Nearly ALL digestive work and absorption are concentrated in the small intestines, which varies in length by individuality, 15 -30 feet. This is why illness in the small intestines (SIBO/gut dysbiosis) disrupts all health, including even distant, peripheral tissues (brain, breasts, fat/belly, bones, joints, vasculature, gonads-b**ners), not only proximal (liver, pancreas, gallbladder). Energy dense food provide long acting fuel (fats, complex carbs). Our small intestines, gallbladder bile acids for fats and carbs, pancreatic enzymes (lipases, proteases, carb-ases) compensated. Our carnivorous small intestines are the super gift we acquired through evolution.
Our immune system is 70-80% based in the gut. Despite, our immunity being outsourced to microbes (caecal, appendix, intestines), only a fraction of our nutrition is (~10% from VFAs) because we obtain the energy from broken down, digested high-energy bonded food (e.g. fatty acids, complex carbs) in the small intestines. Our sophisticated and elite human small intestines suck all this energy up taking what first-pass at the liver misses. Human nutrition is super nutrient dense and fat based (my diet is 30-40% fat) allowing us to forgo chewing and grazing but only every 3-5 hours.

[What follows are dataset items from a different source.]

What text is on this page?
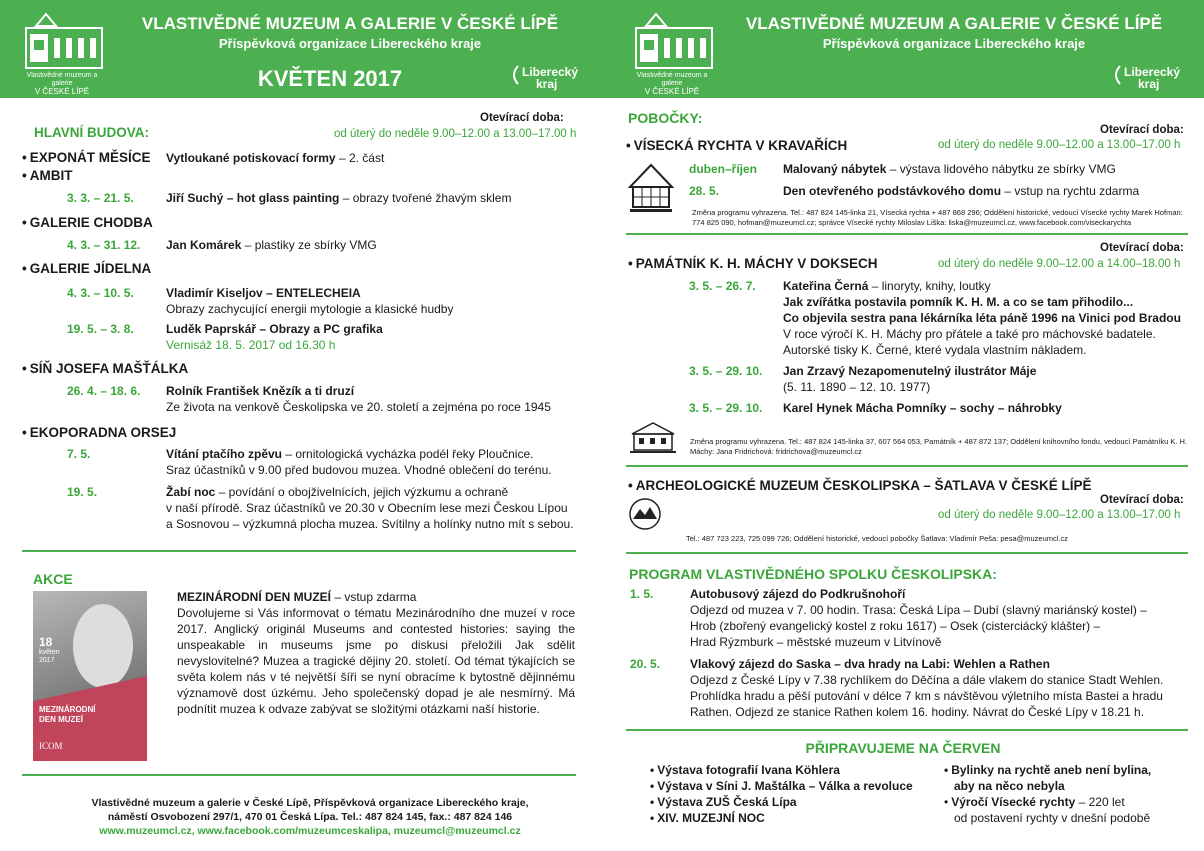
Vlastivědné muzeum a galerie
V ČESKÉ LÍPĚ
VLASTIVĚDNÉ MUZEUM A GALERIE V ČESKÉ LÍPĚ
Příspěvková organizace Libereckého kraje
KVĚTEN 2017	Liberecký
kraj
Otevírací doba:
od úterý do neděle 9.00–12.00 a 13.00–17.00 h
HLAVNÍ BUDOVA:
• EXPONÁT MĚSÍCE Vytloukané potiskovací formy – 2. část
• AMBIT
3. 3. – 21. 5.	Jiří Suchý – hot glass painting – obrazy tvořené žhavým sklem
• GALERIE CHODBA
4. 3. – 31. 12. Jan Komárek – plastiky ze sbírky VMG
• GALERIE JÍDELNA
4. 3. – 10. 5.	Vladimír Kiseljov – ENTELECHEIA
Obrazy zachycující energii mytologie a klasické hudby
19. 5. – 3. 8.	Luděk Paprskář – Obrazy a PC grafika
Vernisáž 18. 5. 2017 od 16.30 h
• SÍŇ JOSEFA MAŠŤÁLKA
26. 4. – 18. 6. Rolník František Knězík a ti druzí
Ze života na venkově Českolipska ve 20. století a zejména po roce 1945
• EKOPORADNA ORSEJ
7. 5.	Vítání ptačího zpěvu – ornitologická vycházka podél řeky Ploučnice.
Sraz účastníků v 9.00 před budovou muzea. Vhodné oblečení do terénu.
19. 5.	Žabí noc – povídání o obojživelnících, jejich výzkumu a ochraně
v naší přírodě. Sraz účastníků ve 20.30 v Obecním lese mezi Českou Lípou
a Sosnovou – výzkumná plocha muzea. Svítilny a holínky nutno mít s sebou.
AKCE
18
květen
2017
MEZINÁRODNÍ
DEN MUZEÍ
ICOM
MEZINÁRODNÍ DEN MUZEÍ – vstup zdarma
Dovolujeme si Vás informovat o tématu Mezinárodního dne muzeí v roce 2017. Anglický originál Museums and contested histories: saying the unspeakable in museums jsme po diskusi přeložili Jak sdělit nevyslovitelné? Muzea a tragické dějiny 20. století. Od témat týkajících se světa kolem nás v té největší šíři se nyní obracíme k bytostně dějinnému významově dost úzkému. Jeho společenský dopad je ale nesmírný. Má podnítit muzea k odvaze zabývat se složitými otázkami naší historie.
Vlastivědné muzeum a galerie v České Lípě, Příspěvková organizace Libereckého kraje,
náměstí Osvobození 297/1, 470 01 Česká Lípa. Tel.: 487 824 145, fax.: 487 824 146
www.muzeumcl.cz, www.facebook.com/muzeumceskalipa, muzeumcl@muzeumcl.cz
Vlastivědné muzeum a galerie
V ČESKÉ LÍPĚ
VLASTIVĚDNÉ MUZEUM A GALERIE V ČESKÉ LÍPĚ
Příspěvková organizace Libereckého kraje
Liberecký
kraj
POBOČKY:
Otevírací doba:
• VÍSECKÁ RYCHTA V KRAVAŘÍCH	od úterý do neděle 9.00–12.00 a 13.00–17.00 h
duben–říjen Malovaný nábytek – výstava lidového nábytku ze sbírky VMG
28. 5.	Den otevřeného podstávkového domu – vstup na rychtu zdarma
Změna programu vyhrazena. Tel.: 487 824 145-linka 21, Vísecká rychta + 487 868 296; Oddělení historické, vedoucí Vísecké rychty Marek Hofman: 774 825 090, hofman@muzeumcl.cz; správce Vísecké rychty Miloslav Liška: liska@muzeumcl.cz, www.facebook.com/viseckarychta
Otevírací doba:
• PAMÁTNÍK K. H. MÁCHY V DOKSECH	od úterý do neděle 9.00–12.00 a 14.00–18.00 h
3. 5. – 26. 7. Kateřina Černá – linoryty, knihy, loutky
Jak zvířátka postavila pomník K. H. M. a co se tam přihodilo...
Co objevila sestra pana lékárníka léta páně 1996 na Vinici pod Bradou
V roce výročí K. H. Máchy pro přátele a také pro máchovské badatele.
Autorské tisky K. Černé, které vydala vlastním nákladem.
3. 5. – 29. 10. Jan Zrzavý Nezapomenutelný ilustrátor Máje
(5. 11. 1890 – 12. 10. 1977)
3. 5. – 29. 10. Karel Hynek Mácha Pomníky – sochy – náhrobky
Změna programu vyhrazena. Tel.: 487 824 145-linka 37, 607 564 053, Památník + 487 872 137; Oddělení knihovního fondu, vedoucí Památníku K. H. Máchy: Jana Fridrichová: fridrichova@muzeumcl.cz
• ARCHEOLOGICKÉ MUZEUM ČESKOLIPSKA – ŠATLAVA V ČESKÉ LÍPĚ
Otevírací doba:
od úterý do neděle 9.00–12.00 a 13.00–17.00 h
Tel.: 487 723 223, 725 099 726; Oddělení historické, vedoucí pobočky Šatlava: Vladimír Peša: pesa@muzeumcl.cz
PROGRAM VLASTIVĚDNÉHO SPOLKU ČESKOLIPSKA:
1. 5.	Autobusový zájezd do Podkrušnohoří
Odjezd od muzea v 7. 00 hodin. Trasa: Česká Lípa – Dubí (slavný mariánský kostel) –
Hrob (zbořený evangelický kostel z roku 1617) – Osek (cisterciácký klášter) –
Hrad Rýzmburk – městské muzeum v Litvínově
20. 5. Vlakový zájezd do Saska – dva hrady na Labi: Wehlen a Rathen
Odjezd z České Lípy v 7.38 rychlíkem do Děčína a dále vlakem do stanice Stadt Wehlen.
Prohlídka hradu a pěší putování v délce 7 km s návštěvou výletního místa Bastei a hradu
Rathen. Odjezd ze stanice Rathen kolem 16. hodiny. Návrat do České Lípy v 18.21 h.
PŘIPRAVUJEME NA ČERVEN
• Výstava fotografií Ivana Köhlera
• Výstava v Síni J. Maštálka – Válka a revoluce
• Výstava ZUŠ Česká Lípa
• XIV. MUZEJNÍ NOC
• Bylinky na rychtě aneb není bylina,
aby na něco nebyla
• Výročí Vísecké rychty – 220 let
od postavení rychty v dnešní podobě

The remaining marginal allotment of our nutrition is brewed by symbiotic bacteria and yeasts... It's arguable that butyrate is both a nutrient for the intestinal cells as well as an extension of the ancient immune system for the entire body. Our hindgut (large intestines) continues methodical fermentation and microbial metabolite harvesting (organic acids, volatile fatty acids, B12, butyrate, other bacterial Firmicutes/Bacteroides end-products). It's absolutely not necessary to produce heaps and heaps of dung like our four-legged herbivore friends all day post-digestion without anal control.